L’appelante attaque les ordonnances de la Commission sur un troisième terrain, soit que [TRADUCTION] «l’ordonnance indique, en termes exprès, de quelle façon l’appelante doit s’acquitter envers Revenu Canada de son obligation de payer les impôts sur le revenu». C’est probablement un renvoi au second alinéa des conclusions de la décision C78305 de la Commission, où la Commission dit:

[TRADUCTION] Le revenu imposable sera calculé selon la méthode de l’impôt exigible, par le retranchement de la déduction pour amortissement maximale ou de la déduction moindre que la Commission peut approuver.

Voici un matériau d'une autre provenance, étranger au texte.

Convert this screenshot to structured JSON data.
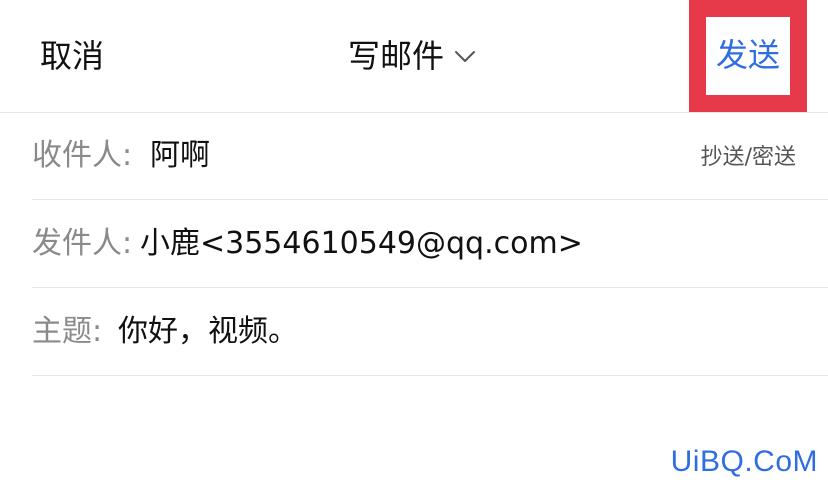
{
  "nav": {
    "cancel_label": "取消",
    "title": "写邮件",
    "send_label": "发送",
    "send_color": "#2f6ee0",
    "highlight_color": "#e63a4b"
  },
  "fields": {
    "to": {
      "label": "收件人:",
      "value": "阿啊",
      "cc_bcc_label": "抄送/密送"
    },
    "from": {
      "label": "发件人:",
      "value": "小鹿<3554610549@qq.com>"
    },
    "subject": {
      "label": "主题:",
      "value": "你好，视频。"
    }
  },
  "watermark": "UiBQ.CoM"
}
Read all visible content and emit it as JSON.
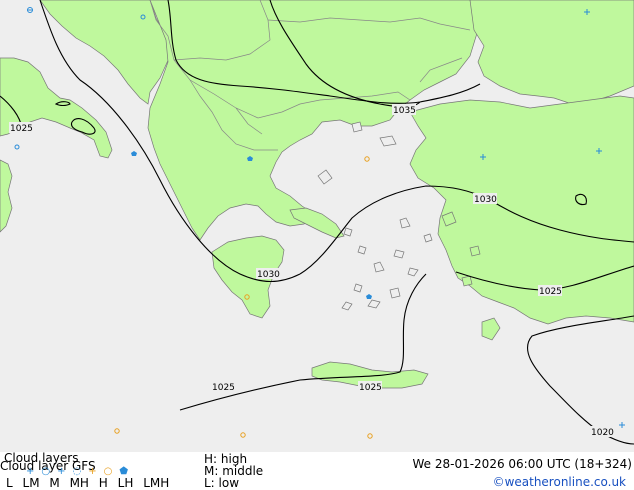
{
  "map": {
    "colors": {
      "land": "#bff89d",
      "sea": "#eeeeee",
      "border": "#888888",
      "coast": "#777777",
      "isobar": "#000000",
      "marker_blue": "#2a8cd8",
      "marker_orange": "#e8a020"
    },
    "isobars": [
      {
        "value": "1025",
        "label": "1025"
      },
      {
        "value": "1035",
        "label": "1035"
      },
      {
        "value": "1030",
        "label": "1030"
      },
      {
        "value": "1030",
        "label": "1030"
      },
      {
        "value": "1025",
        "label": "1025"
      },
      {
        "value": "1025",
        "label": "1025"
      },
      {
        "value": "1025",
        "label": "1025"
      },
      {
        "value": "1020",
        "label": "1020"
      }
    ]
  },
  "footer": {
    "title_line1": "Cloud layers",
    "title_line2": "Cloud layer  GFS",
    "level_labels": [
      "L",
      "LM",
      "M",
      "MH",
      "H",
      "LH",
      "LMH"
    ],
    "legend": [
      "H: high",
      "M: middle",
      "L: low"
    ],
    "datetime": "We 28-01-2026 06:00 UTC (18+324)",
    "copyright": "©weatheronline.co.uk"
  }
}
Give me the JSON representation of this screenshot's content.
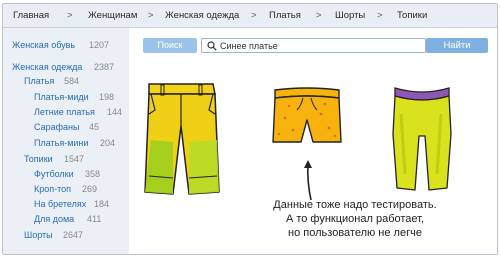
{
  "breadcrumb": {
    "items": [
      "Главная",
      "Женщинам",
      "Женская одежда",
      "Платья",
      "Шорты",
      "Топики"
    ],
    "separator": ">"
  },
  "sidebar": {
    "items": [
      {
        "label": "Женская обувь",
        "count": "1207"
      },
      {
        "label": "Женская одежда",
        "count": "2387"
      },
      {
        "label": "Платья",
        "count": "584"
      },
      {
        "label": "Платья-миди",
        "count": "198"
      },
      {
        "label": "Летние платья",
        "count": "144"
      },
      {
        "label": "Сарафаны",
        "count": "45"
      },
      {
        "label": "Платья-мини",
        "count": "204"
      },
      {
        "label": "Топики",
        "count": "1547"
      },
      {
        "label": "Футболки",
        "count": "358"
      },
      {
        "label": "Кроп-топ",
        "count": "269"
      },
      {
        "label": "На бретелях",
        "count": "184"
      },
      {
        "label": "Для дома",
        "count": "411"
      },
      {
        "label": "Шорты",
        "count": "2647"
      }
    ]
  },
  "search": {
    "left_button": "Поиск",
    "value": "Синее платье",
    "submit_button": "Найти"
  },
  "products": [
    {
      "icon": "yellow-green-shorts-icon"
    },
    {
      "icon": "orange-short-shorts-icon"
    },
    {
      "icon": "yellow-leggings-shorts-icon"
    }
  ],
  "note": {
    "line1": "Данные тоже надо тестировать.",
    "line2": "А то функционал работает,",
    "line3": "но пользователю не легче"
  },
  "colors": {
    "breadcrumb_bg": "#e9eef4",
    "sidebar_bg": "#eaf0f6",
    "link": "#2a6db5",
    "button": "#7fb0e2"
  }
}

Cette conclusion doit cependant être rapprochée du commentaire fait plus tôt par la Commission dans sa décision C78147, dont j’ai déjà parlé:

[TRADUCTION] La Commission estime qu’en tant qu’organisme de réglementation exerçant ses fonctions, elle permet de bien équilibrer les coûts et les revenus tant à court terme qu’à long terme, lorsqu’elle autorise une société à recouvrer, grâce à ses tarifs, taxes et autres droits, les impôts sur le revenu effectivement payés chaque année.

La conception que se fait la Commission des impôts en tant que frais récupérables par tarif est mieux mise en lumière dans sa décision C78305, du 21 décembre 1978, également déjà citée, où la Commission dit dans son ordonnance:

[TRADUCTION] Quant à la période de douze mois se terminant le 31 décembre 1978, AGTL ne doit inclure dans le coût de ses services que les impôts sur le revenu exigibles à l’égard de cette année-là. [C’est moi qui souligne]

Il est manifeste dans toutes ses ordonnances portées en appel que la Commission vise:

a) seulement la partie des affaires de Nova qui relève de son entreprise de transport de gaz; et

b) la nécessité de modifier les tarifs fixés par Nova, pour équilibrer le coût de son service de transport de gaz avec les revenus tirés des tarifs ainsi modifiés.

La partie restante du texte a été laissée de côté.